6769 sayılı Sınai Mülkiyet Kanunu’nun 6/1 maddesi uyarınca, tescil için başvurusu yapılan marka, tescil edilmiş veya tescil için daha önce başvurusu yapılmış bir marka ile aynı veya benzer ise ve tescil edilmiş veya tescil için başvurusu yapılmış bir markanın kapsadığı mal veya hizmetlerle aynı veya benzer ise, tescil edilmiş veya tescil için başvurusu yapılmış markanın halk tarafından karıştırılma ihtimali varsa ve bu karıştırılma ihtimali tescil edilmiş veya tescil için başvurusu yapılmış bir marka ile ilişkili olduğu ihtimalini de kapsıyorsa tescil edilemez. Açıklanan hüküm çerçevesinde markalar arasında iltibasa yol açacak derecede bir benzerlik olup olmadığının tespitinde her iki markaya konu işaretin, ayırt edici ve baskın unsurları dikkate alınarak bütünü itibariyle görsel, işitsel ve anlamsal olarak bıraktıkları izlenimin esas alınması gerekmektedir. Burada öncelikle iltibas (Karıştırılma) kavramının da açıklanması gerekmektedir. İltibas, iki ayrı marka karşısında bulunan kişilerin, bu markaların benzerliği sebebiyle sunulan mal veya hizmetlerin aynı işletmeye veya ekonomik olarak bağlantı içerisinde bulunan işletmelere ait olduğunu düşünmeleri veya düşünme ihtimalleridir (Savaş Bozbel, Fikri Mülkiyet Hukuku, İstanbul 2015, s. 408- 409).

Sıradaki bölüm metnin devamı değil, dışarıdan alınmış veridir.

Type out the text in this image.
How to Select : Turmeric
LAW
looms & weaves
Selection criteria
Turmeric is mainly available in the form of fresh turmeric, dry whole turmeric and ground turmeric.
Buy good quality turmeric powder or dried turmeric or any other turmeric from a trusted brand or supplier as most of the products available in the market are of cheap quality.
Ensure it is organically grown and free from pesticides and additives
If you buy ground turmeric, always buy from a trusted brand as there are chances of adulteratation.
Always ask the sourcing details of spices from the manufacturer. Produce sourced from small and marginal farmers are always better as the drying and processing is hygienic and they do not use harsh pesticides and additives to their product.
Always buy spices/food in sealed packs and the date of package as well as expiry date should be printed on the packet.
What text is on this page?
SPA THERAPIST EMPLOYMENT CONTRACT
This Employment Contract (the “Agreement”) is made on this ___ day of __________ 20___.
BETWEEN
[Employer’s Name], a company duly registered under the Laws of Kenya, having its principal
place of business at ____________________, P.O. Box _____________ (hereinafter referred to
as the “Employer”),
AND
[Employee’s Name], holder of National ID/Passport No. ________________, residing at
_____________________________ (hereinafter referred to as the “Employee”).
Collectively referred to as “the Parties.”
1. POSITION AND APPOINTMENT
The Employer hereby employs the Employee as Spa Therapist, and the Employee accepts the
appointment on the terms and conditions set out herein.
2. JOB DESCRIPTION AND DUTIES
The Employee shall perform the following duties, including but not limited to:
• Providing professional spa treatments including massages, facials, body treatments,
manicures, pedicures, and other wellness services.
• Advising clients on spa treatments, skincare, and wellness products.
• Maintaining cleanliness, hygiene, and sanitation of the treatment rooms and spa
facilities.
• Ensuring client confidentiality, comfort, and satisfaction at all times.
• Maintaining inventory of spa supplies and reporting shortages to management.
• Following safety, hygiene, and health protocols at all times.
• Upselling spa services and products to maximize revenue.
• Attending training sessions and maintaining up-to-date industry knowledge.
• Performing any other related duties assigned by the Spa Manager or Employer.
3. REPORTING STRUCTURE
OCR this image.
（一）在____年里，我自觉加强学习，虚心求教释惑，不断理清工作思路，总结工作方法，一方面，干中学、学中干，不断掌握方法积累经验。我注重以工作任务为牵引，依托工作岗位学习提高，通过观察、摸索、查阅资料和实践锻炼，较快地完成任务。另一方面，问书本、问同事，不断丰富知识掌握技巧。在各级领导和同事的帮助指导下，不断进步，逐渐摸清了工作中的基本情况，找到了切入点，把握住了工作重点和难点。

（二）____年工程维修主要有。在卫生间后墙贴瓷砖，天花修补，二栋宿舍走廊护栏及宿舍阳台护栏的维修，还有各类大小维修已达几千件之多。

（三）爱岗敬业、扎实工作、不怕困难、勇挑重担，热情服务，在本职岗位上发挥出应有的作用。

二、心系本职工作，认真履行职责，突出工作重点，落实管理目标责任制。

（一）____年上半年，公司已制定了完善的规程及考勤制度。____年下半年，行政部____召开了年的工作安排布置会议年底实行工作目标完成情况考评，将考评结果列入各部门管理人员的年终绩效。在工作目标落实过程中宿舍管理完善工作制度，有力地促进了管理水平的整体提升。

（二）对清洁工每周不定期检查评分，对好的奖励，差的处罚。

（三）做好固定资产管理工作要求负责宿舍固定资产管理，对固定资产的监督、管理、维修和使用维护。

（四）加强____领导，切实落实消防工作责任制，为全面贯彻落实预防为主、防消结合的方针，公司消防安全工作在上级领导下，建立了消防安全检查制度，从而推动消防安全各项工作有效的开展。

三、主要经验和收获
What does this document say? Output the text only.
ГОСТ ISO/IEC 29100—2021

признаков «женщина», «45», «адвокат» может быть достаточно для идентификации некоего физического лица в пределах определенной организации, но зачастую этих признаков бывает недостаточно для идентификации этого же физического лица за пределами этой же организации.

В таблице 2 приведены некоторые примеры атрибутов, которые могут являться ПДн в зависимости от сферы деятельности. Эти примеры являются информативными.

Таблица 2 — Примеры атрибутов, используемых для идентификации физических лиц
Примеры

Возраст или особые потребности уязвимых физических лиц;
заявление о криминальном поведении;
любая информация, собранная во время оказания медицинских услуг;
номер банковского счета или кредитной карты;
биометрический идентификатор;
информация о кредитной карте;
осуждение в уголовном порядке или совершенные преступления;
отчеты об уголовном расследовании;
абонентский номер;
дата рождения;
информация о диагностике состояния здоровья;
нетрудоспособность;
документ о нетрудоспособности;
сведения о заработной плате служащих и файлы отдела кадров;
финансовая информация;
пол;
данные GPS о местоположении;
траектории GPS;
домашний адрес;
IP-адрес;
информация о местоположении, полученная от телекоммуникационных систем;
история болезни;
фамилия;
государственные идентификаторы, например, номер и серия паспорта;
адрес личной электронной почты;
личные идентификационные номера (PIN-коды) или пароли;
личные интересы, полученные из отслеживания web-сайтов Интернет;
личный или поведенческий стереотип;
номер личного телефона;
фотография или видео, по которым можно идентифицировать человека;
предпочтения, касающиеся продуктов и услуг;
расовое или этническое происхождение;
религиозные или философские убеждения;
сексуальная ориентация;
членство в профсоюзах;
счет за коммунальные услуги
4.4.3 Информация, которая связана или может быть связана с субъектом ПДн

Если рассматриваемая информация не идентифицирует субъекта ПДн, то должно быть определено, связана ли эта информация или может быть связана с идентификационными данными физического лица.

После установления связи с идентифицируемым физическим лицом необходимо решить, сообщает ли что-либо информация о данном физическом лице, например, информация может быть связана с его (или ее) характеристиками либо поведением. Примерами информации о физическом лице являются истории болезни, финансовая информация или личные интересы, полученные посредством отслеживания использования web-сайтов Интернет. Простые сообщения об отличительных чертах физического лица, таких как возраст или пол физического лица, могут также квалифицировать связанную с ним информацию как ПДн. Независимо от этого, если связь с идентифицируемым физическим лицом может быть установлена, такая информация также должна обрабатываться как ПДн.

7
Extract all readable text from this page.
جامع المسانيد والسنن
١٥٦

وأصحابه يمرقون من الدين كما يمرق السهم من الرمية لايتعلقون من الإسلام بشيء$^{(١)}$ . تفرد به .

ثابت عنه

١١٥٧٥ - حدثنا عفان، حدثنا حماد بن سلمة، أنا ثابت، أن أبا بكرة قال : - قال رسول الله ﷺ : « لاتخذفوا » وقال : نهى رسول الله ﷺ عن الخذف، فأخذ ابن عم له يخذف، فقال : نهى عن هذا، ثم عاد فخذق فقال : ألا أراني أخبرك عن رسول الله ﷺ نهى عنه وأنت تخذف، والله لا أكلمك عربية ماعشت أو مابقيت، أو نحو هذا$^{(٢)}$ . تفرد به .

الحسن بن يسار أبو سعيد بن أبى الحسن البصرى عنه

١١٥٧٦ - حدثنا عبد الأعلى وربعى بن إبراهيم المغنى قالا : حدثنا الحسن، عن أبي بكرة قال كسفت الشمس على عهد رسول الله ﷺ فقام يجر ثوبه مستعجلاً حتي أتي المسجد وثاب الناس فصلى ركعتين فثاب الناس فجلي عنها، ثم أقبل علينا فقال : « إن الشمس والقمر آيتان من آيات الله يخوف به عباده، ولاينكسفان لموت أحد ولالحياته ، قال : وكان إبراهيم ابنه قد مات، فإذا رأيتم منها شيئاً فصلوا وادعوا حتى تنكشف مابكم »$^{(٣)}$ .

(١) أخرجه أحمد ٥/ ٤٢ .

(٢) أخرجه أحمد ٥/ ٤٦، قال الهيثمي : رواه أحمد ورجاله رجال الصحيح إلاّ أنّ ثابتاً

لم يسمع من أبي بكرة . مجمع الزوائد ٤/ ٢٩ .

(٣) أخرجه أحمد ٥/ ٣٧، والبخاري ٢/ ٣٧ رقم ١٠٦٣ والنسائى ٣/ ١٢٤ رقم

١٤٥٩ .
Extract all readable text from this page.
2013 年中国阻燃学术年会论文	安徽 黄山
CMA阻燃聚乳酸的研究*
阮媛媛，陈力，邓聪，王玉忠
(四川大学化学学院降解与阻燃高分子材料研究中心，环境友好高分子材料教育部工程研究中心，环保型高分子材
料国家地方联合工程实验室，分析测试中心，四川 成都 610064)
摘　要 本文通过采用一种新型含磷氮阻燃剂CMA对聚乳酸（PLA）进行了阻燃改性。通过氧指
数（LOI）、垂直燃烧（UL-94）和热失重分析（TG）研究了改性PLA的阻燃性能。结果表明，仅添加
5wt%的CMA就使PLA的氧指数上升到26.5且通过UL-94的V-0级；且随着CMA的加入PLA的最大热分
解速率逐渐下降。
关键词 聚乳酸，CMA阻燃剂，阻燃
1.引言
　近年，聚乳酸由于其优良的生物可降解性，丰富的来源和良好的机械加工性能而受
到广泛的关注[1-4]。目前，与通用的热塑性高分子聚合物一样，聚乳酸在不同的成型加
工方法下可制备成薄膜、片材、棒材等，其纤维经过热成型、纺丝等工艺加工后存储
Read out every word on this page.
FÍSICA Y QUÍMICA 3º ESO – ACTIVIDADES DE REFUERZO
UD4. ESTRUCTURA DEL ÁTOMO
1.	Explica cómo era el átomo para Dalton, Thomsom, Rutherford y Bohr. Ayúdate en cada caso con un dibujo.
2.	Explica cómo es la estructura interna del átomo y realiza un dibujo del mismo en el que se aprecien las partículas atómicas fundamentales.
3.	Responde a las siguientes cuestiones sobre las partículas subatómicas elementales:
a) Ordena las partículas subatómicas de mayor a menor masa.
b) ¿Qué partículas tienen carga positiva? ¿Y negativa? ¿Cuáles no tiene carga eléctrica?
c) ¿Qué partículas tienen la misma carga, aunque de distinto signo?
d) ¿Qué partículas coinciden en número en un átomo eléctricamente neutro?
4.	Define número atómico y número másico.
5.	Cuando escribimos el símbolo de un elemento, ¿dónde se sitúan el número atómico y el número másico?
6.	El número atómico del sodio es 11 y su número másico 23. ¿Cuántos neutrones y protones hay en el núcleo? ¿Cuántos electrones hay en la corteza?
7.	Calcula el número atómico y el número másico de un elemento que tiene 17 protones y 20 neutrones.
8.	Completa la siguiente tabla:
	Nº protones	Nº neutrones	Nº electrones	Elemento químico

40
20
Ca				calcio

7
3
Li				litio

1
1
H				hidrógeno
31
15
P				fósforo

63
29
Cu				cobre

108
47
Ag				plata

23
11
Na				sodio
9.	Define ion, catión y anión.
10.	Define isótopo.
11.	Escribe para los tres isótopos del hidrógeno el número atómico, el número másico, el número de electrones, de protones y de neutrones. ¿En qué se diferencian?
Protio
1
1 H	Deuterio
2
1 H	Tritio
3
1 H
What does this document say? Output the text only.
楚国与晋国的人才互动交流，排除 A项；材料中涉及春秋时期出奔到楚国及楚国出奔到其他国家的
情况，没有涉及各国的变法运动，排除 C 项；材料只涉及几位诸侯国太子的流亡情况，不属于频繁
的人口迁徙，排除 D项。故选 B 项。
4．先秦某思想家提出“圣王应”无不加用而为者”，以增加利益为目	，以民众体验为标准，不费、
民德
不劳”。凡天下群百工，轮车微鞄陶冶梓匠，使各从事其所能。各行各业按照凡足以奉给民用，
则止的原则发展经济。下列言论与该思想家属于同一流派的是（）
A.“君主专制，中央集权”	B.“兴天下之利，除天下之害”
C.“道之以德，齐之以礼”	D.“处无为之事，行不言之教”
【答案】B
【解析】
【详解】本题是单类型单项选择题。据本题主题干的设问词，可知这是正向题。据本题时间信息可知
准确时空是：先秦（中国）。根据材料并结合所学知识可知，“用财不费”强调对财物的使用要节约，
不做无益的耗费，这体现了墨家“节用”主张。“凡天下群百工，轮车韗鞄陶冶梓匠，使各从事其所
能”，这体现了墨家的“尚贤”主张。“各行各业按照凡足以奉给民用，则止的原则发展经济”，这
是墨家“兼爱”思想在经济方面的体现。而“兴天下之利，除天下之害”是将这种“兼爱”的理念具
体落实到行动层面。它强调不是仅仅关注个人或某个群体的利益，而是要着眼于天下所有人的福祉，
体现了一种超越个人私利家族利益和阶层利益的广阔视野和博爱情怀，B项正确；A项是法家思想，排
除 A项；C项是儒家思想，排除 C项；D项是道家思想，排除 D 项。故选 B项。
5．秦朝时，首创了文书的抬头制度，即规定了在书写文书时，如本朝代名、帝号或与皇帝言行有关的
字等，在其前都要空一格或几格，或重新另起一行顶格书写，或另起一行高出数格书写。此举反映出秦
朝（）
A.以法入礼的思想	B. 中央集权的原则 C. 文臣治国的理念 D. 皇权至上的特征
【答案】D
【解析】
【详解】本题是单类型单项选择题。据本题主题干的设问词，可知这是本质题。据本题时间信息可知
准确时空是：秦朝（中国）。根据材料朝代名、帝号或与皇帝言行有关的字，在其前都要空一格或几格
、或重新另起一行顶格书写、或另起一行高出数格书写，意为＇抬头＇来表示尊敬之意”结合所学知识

Bu açıklamalardan sonra somut olaya bakıldığında, mahkemece alınan bilirkişi raporunda da açıklandığı üzere, dava konusu başvuru kapsamında yer alan 35,36,37 ve 41. sınıf hizmetlerin tamamı ile ”Hayvanlar için geçici barınma sağlanması hizmetleri” hizmetleri dışında kalan 43. sınıf tüm hizmetler, davacının itirazına mesnet markaları kapsamında da yer aldığından, sayılan hizmetler yönünden emtia benzerliği şartının gerçekleştiği kabul edilmiştir.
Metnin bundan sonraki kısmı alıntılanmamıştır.